Fort Hays State University student Marley Palmer said she’s always dreamed of becoming a nurse.

However, she is one of the few wanting to care for patients in rural Kansas, forcing a significant shortage.

“Just at my facility, I have about a 10 percent vacancy rate, which is larger than we’ve seen in a long time,” Terry Siek,  VP of Patient Care Services and Chief Nursing Officer at HaysMed said. “It’s probably the number one thing that keeps me from having restful sleep.”

A decline years in the making, and one that is expected to continue.

“The deficit in nurses is to be in excessive of 6,000,” he said. That’s by 2020.

Director of Special Population with the Kansas Department of Health and Environment Cynthia Snyder also said almost 90 percent of the state is experiencing some type of medical shortage.

“We have 93 out of 105 counties in shortage areas,” she said for general care. 

Fort Hays State University and HaysMed opened its new nursing simulation lab and hospital Monday.

The goal for the building is to help alleviate the shortage by giving students better resources and more clinical time with patients.
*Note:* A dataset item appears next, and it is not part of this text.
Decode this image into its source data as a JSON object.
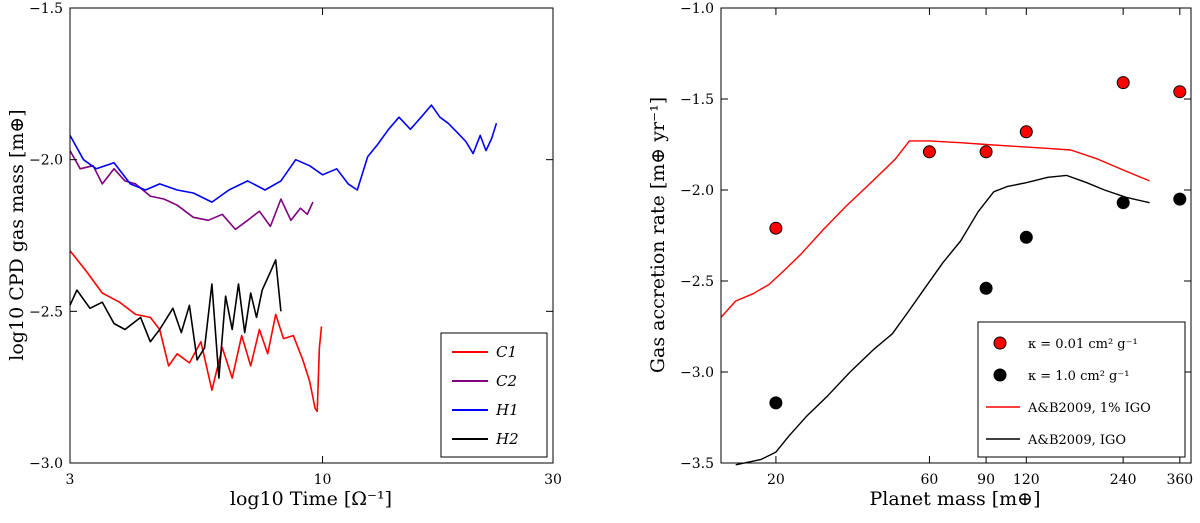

Nursing Department Chair Jenny Manry said the renovation cost $800,000 with the help from the Dane G. Hansen Foundation.

“We got a $250,000 grant,” she said.  

It includes a clinic space, skills lab space and a five room hospital wing.

She said each of the three sections comes with computerized dummies or patients for the students to work with.

“The dummies can sweat, cry, have seizures, talk,” she said. You can give them EKG’s and give them heart attacks. They can wheeze. You can hear heart and lung sounds. You can hear bowel sounds.

Each mannequin or dummy cost around $45,000 to $75,000.

“There’s a newborn baby, pregnant patient, child and adult to work with,” Palmer said.

Manry said she hopes this new renovation will better equip future nurses and encourage others to pursue nursing.

“I’m hoping to attract students from the areas that are most experiencing the shortages,” she said. “And we can best educate them and send them back.”